New research indicates that the prevalence of arthritis in the United States has been substantially underestimated, especially among adults younger than 65 years of age. The findings, published in the journal Arthritis & Rheumatology, indicate that research is needed to better monitor arthritis prevalence in the U.S. population and to develop better prevention strategies.
Current national estimates of arthritis rely on a single survey question, asking participants whether they remember being ever told by a health professional that they have arthritis, without using information on patients' joint symptoms that are available in the survey. Because many cases of arthritis may be missed, S. Reza Jafarzadeh, DVM, MPVM, PhD, and David T. Felson, MD, MPH, of Boston University School of Medicine, developed a method for arthritis surveillance based on doctor-diagnosed arthritis, chronic joint symptoms, and whether symptom duration exceeded three months.
In their analysis of the 2015 National Health Interview Survey (NHIS), the researchers found that arthritis affects a much higher percentage of the U.S. adult population and at a younger age than previously thought. Of 33,672 participants, 19.3% of men and 16.7% of women ages 18 to 64 years reported joint symptoms without a concurrent report of a doctor-diagnosed arthritis. For participants 65 years of age and older, the respective proportions were 15.7% and 13.5%.
The prevalence of arthritis was 29.9% in men ages 18–64 years, 31.2% in women ages 18–64 years, 55.8% in men ages 65 years and older, and 68.7% in women ages 65 years and older. Arthritis affected 91.2 million U.S. adults (36.8% of the population) in 2015, which included 61.1 million persons between 18–64 years (31.6% of the population). The investigators' prevalence estimate is 68% higher than previously reported arthritis national estimates that did not correct for measurement errors in the current surveillance methods.

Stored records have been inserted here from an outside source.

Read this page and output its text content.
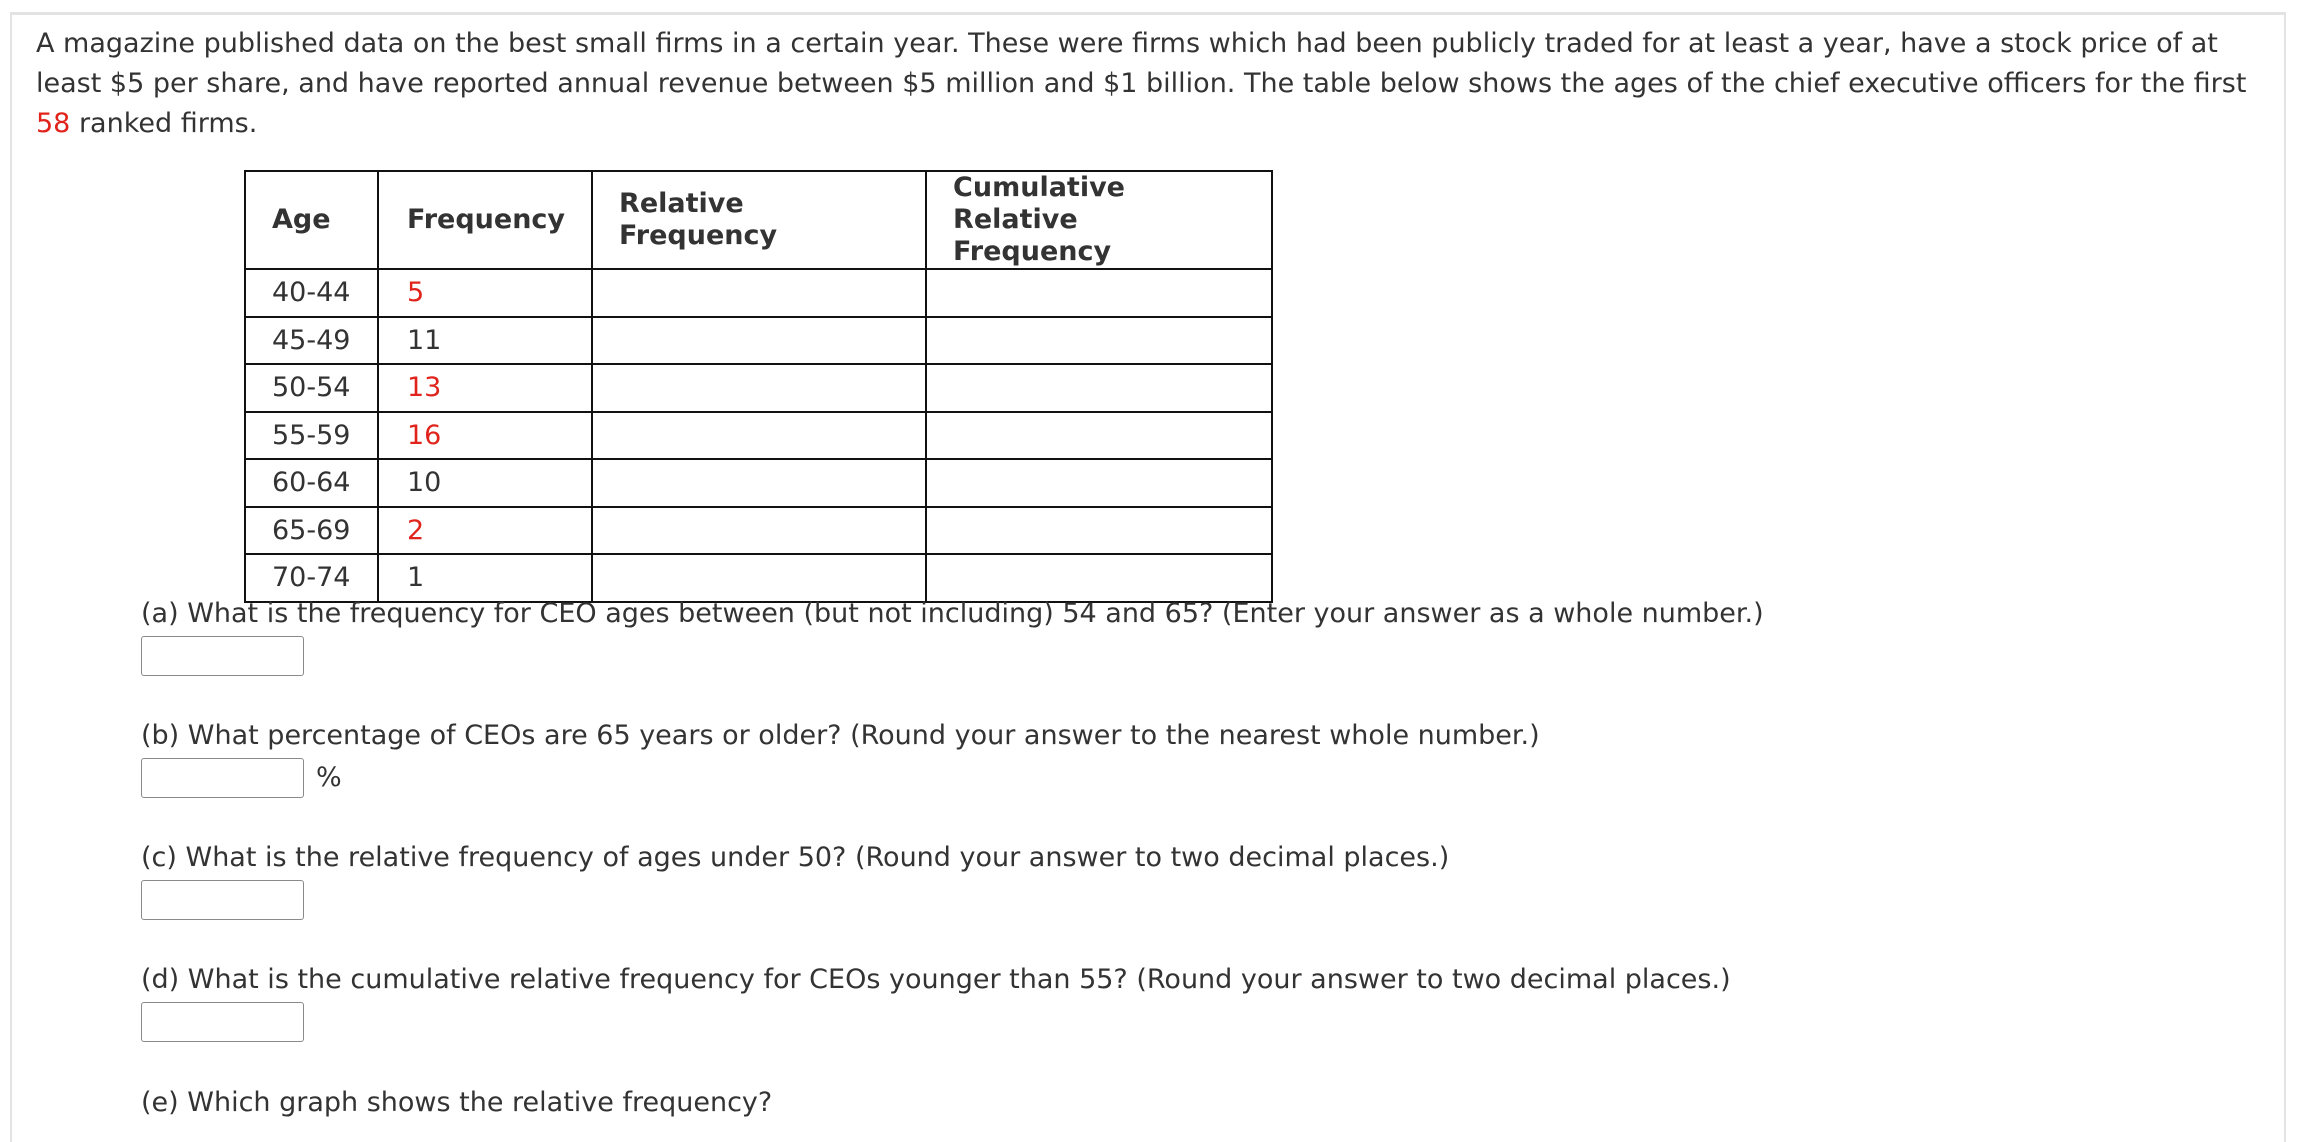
A magazine published data on the best small firms in a certain year. These were firms which had been publicly traded for at least a year, have a stock price of at least $5 per share, and have reported annual revenue between $5 million and $1 billion. The table below shows the ages of the chief executive officers for the first 58 ranked firms.
Age	Frequency	Relative Frequency	Cumulative Relative Frequency
40-44	5		
45-49	11		
50-54	13		
55-59	16		
60-64	10		
65-69	2		
70-74	1		
(a) What is the frequency for CEO ages between (but not including) 54 and 65? (Enter your answer as a whole number.)
(b) What percentage of CEOs are 65 years or older? (Round your answer to the nearest whole number.)
%
(c) What is the relative frequency of ages under 50? (Round your answer to two decimal places.)
(d) What is the cumulative relative frequency for CEOs younger than 55? (Round your answer to two decimal places.)
(e) Which graph shows the relative frequency?
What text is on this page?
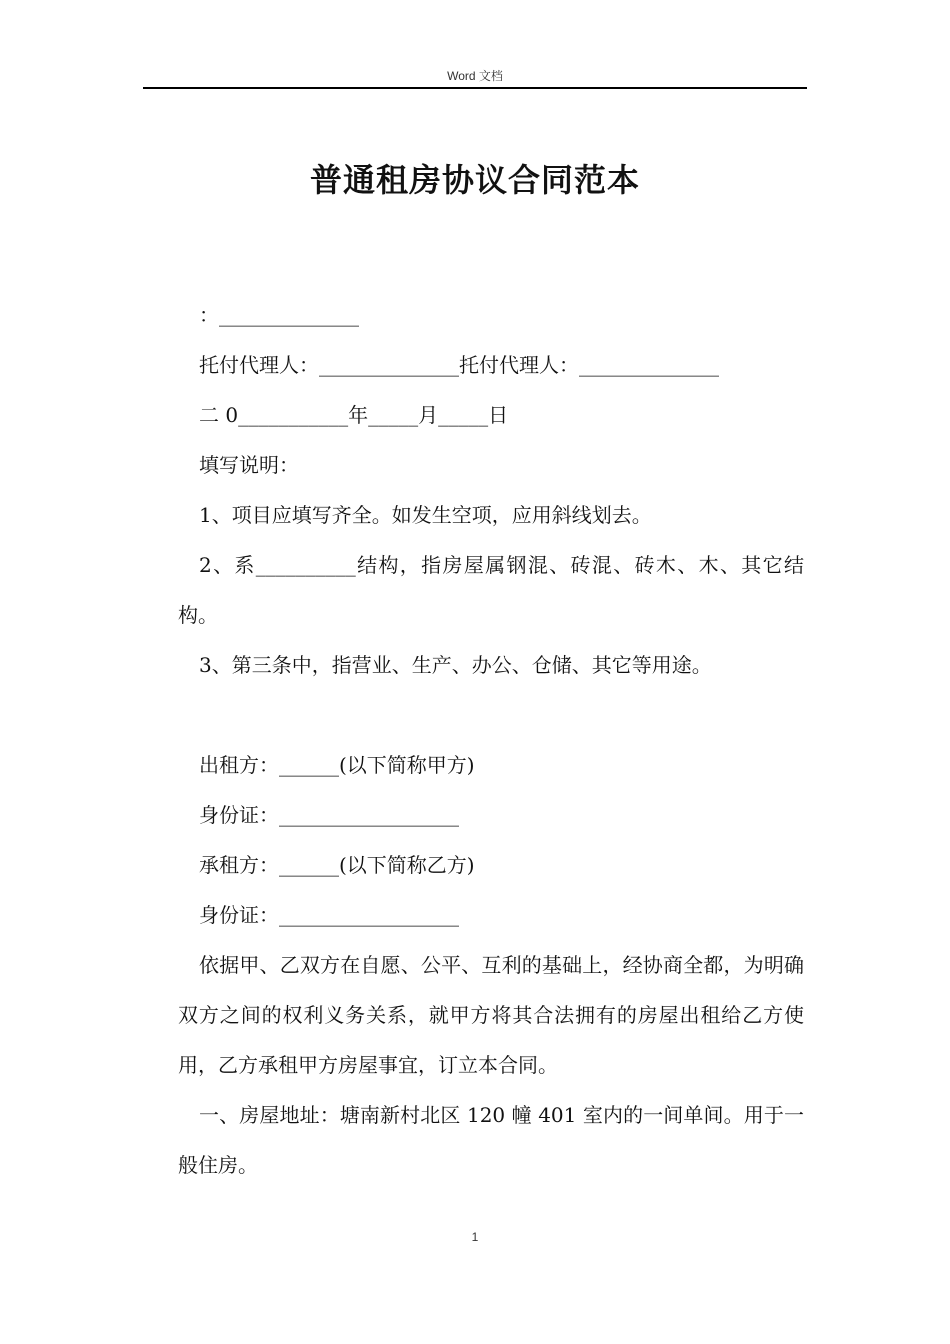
Word 文档
普通租房协议合同范本

：______________

托付代理人：______________托付代理人：______________

二 0___________年_____月_____日

填写说明：

1、项目应填写齐全。如发生空项，应用斜线划去。

2、系__________结构，指房屋属钢混、砖混、砖木、木、其它结构。

3、第三条中，指营业、生产、办公、仓储、其它等用途。

出租方：______(以下简称甲方)

身份证：__________________

承租方：______(以下简称乙方)

身份证：__________________

依据甲、乙双方在自愿、公平、互利的基础上，经协商全都，为明确双方之间的权利义务关系，就甲方将其合法拥有的房屋出租给乙方使用，乙方承租甲方房屋事宜，订立本合同。

一、房屋地址：塘南新村北区 120 幢 401 室内的一间单间。用于一般住房。

1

"Our findings are important because of underestimated, yet enormous, economic and public health impacts of arthritis including health care costs and costs from loss of productivity and disability, including in adults younger than 65 years of age," said Dr. Jafarzadeh. "Studies have reported a rising rate of surgeries such as total knee replacement that outpaced obesity rates in recent years, especially among younger adults affected by arthritis." He noted that current arthritis surveillance methods, which have been used since 2002, should be revised to correct for inherent limitations of the survey methods and to increase accuracy.
This research was supported by a grant from the National Institutes of Health.
Arthritis & Rheumatology is an official journal of the American College of Rheumatology.